Good crane operation and rigging practice is achieved by having a plan. Below are some “best practices” for accomplishing your goal:

  1. Operators must be determined by their company to be competent, and in some cases certified, to perform the lift.
  2. Rigging hardware that will be used must be inspected and free of deformation, cracks, excessive nicks, etc.
  3. Sling protection must be used on all types of slings. Use pads, guards and sleeves to protect against cutting and abrasion.
  4. Slings that will be used must be inspected and free of tears, cuts, nicks, abrasion, etc.
  5. Choose the right hardware and slings for the application based on the rating and working load limit (WLL).
  6. The total load weight needs to be known prior to the lift. Make sure to include below-the-hook devices (lifting beams, spreader bars, etc.).
  7. A rigger must decide the best hitch for the task at hand. The goal is to have proper support and connection to the load.
  8. The load must be structurally sound and free of obstructions in order to be lifted.
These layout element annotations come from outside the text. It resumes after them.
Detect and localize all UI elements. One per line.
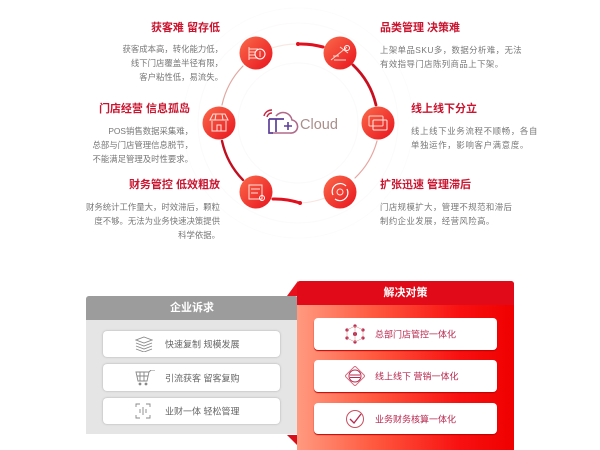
card: HQ store integration — [314, 318, 497, 350]
text: category management: 上架单品SKU多，数据分析难，无法 — [380, 45, 522, 55]
card: rapid replication: 快速复制 规模发展 — [165, 340, 240, 350]
text: finance control — [86, 178, 220, 240]
text: store information silos: 门店经营 信息孤岛 — [99, 103, 190, 115]
logo: cloud — [264, 110, 338, 133]
text: acquisition difficulty — [122, 22, 223, 82]
fold: bottom triangle — [287, 435, 297, 445]
text: store information silos: 总部与门店管理信息脱节， — [92, 140, 193, 150]
text: online offline separation: 线上线下业务流程不顺畅，各自 — [411, 126, 538, 136]
icon: storefront — [202, 106, 236, 140]
heading: enterprise demands — [86, 296, 298, 320]
text: store information silos — [92, 102, 193, 164]
text: acquisition difficulty: 获客成本高，转化能力低， — [122, 44, 223, 54]
text: store information silos: 不能满足管理及时性要求。 — [92, 154, 193, 164]
text: finance control: 财务统计工作量大，时效滞后，颗粒 — [86, 202, 220, 212]
panel: enterprise demands — [86, 296, 298, 434]
icon: category network — [324, 36, 356, 70]
text: category management — [380, 22, 522, 69]
icon: acquisition coins — [240, 36, 272, 70]
card: HQ store integration: 总部门店管控一体化 — [375, 330, 456, 340]
text: finance control: 财务管控 低效粗放 — [129, 179, 220, 191]
logo: cloud: Cloud — [300, 117, 338, 133]
text: finance control: 科学依据。 — [178, 230, 220, 240]
text: category management: 有效指导门店陈列商品上下架。 — [380, 59, 504, 69]
heading: solutions — [297, 281, 514, 305]
text: category management: 品类管理 决策难 — [380, 22, 460, 34]
ring diagram — [202, 36, 394, 208]
text: acquisition difficulty: 客户粘性低，易流失。 — [139, 72, 223, 82]
card: rapid replication — [103, 331, 280, 357]
card: business finance accounting: 业务财务核算一体化 — [375, 414, 456, 424]
text: online offline separation — [411, 102, 538, 150]
card: traffic and repurchase — [103, 364, 280, 391]
text: rapid expansion: 扩张迅速 管理滞后 — [380, 179, 471, 191]
text: online offline separation: 单独运作，影响客户满意度。 — [411, 140, 529, 150]
card: integrated finance: 业财一体 轻松管理 — [165, 406, 240, 416]
text: online offline separation: 线上线下分立 — [411, 103, 477, 115]
card: online offline marketing — [314, 360, 497, 392]
text: acquisition difficulty: 线下门店覆盖半径有限， — [131, 58, 223, 68]
card: online offline marketing: 线上线下 营销一体化 — [375, 372, 459, 382]
text: store information silos: POS销售数据采集难， — [108, 126, 193, 136]
text: rapid expansion: 制约企业发展，经营风险高。 — [380, 216, 495, 226]
card: traffic and repurchase: 引流获客 留客复购 — [165, 373, 240, 383]
icon: online offline screens — [362, 106, 394, 140]
text: rapid expansion — [380, 178, 512, 226]
heading: solutions: 解决对策 — [384, 287, 428, 299]
text: finance control: 度不够。无法为业务快速决策提供 — [94, 216, 220, 226]
text: rapid expansion: 门店规模扩大，管理不规范和滞后 — [380, 202, 512, 212]
card: business finance accounting — [314, 403, 497, 434]
fold: top triangle — [287, 281, 298, 296]
text: acquisition difficulty: 获客难 留存低 — [151, 22, 220, 34]
icon: finance report — [240, 176, 272, 208]
heading: enterprise demands: 企业诉求 — [170, 302, 214, 314]
icon: expansion cycle — [324, 176, 356, 208]
card: integrated finance — [103, 398, 280, 424]
panel: solutions — [297, 281, 514, 450]
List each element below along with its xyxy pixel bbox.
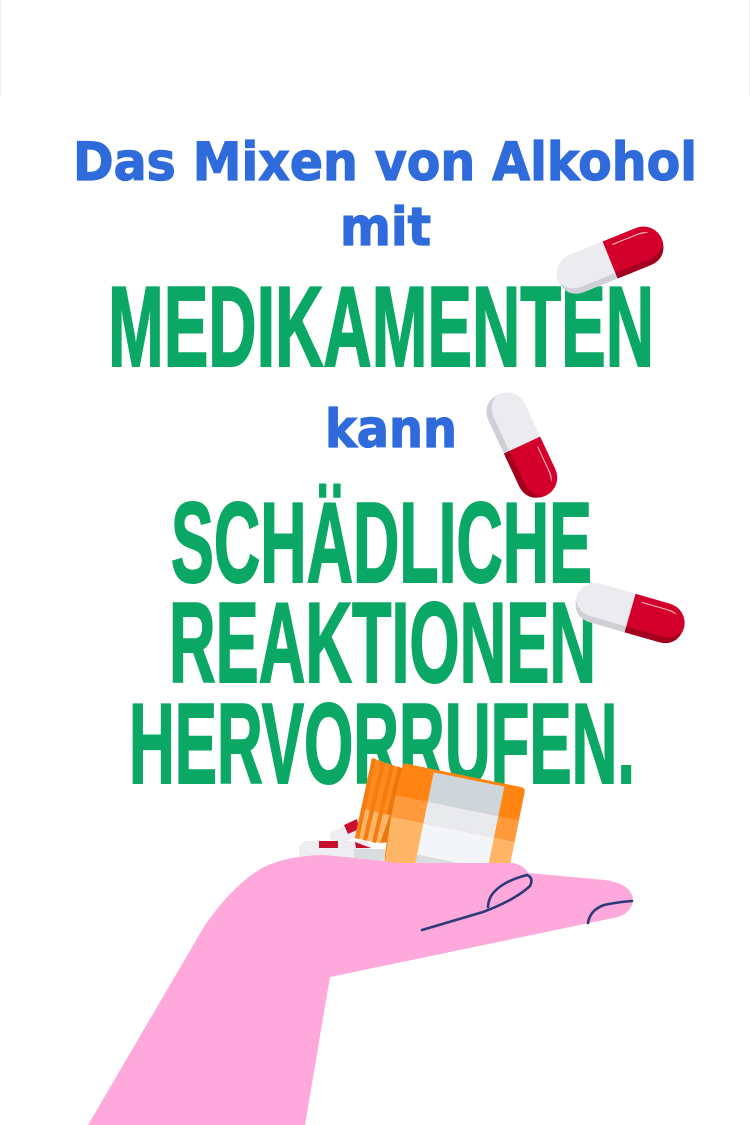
illustration: pink open hand <box>88 855 633 1125</box>
icon: capsule top <box>551 220 669 300</box>
finger crease lines <box>422 875 531 930</box>
label <box>415 772 504 879</box>
icon: capsule middle <box>480 386 564 504</box>
bottle body <box>382 763 525 886</box>
icon: capsule lower <box>571 578 689 648</box>
icon: orange pill bottle <box>355 758 525 886</box>
text: kann: kann <box>325 399 457 460</box>
heading: Das Mixen von Alkohol: Das Mixen von Alkohol <box>73 132 697 193</box>
bottle neck and cap <box>355 758 406 843</box>
text: mit: mit <box>340 197 431 258</box>
icon: spilled pills <box>299 819 385 861</box>
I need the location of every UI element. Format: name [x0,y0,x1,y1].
  9. The sling angle must be taken into account (60°, 45°, 30°). Always check your rigging chart.
  10. Center of Gravity (COG) must be determined and accounted for. Always do a test lift.
  11. Every item used to make a lift must have all the correct identification (manufacturer’s name, working load limit, serial number, etc.)
  12. Environmental conditions (extreme temperatures, wind, moisture, etc.) must be taken into account before lifting the load.
  13. Know your proximity to the load. Where are you standing when the load is suspended? Never stand under a load or in close proximity.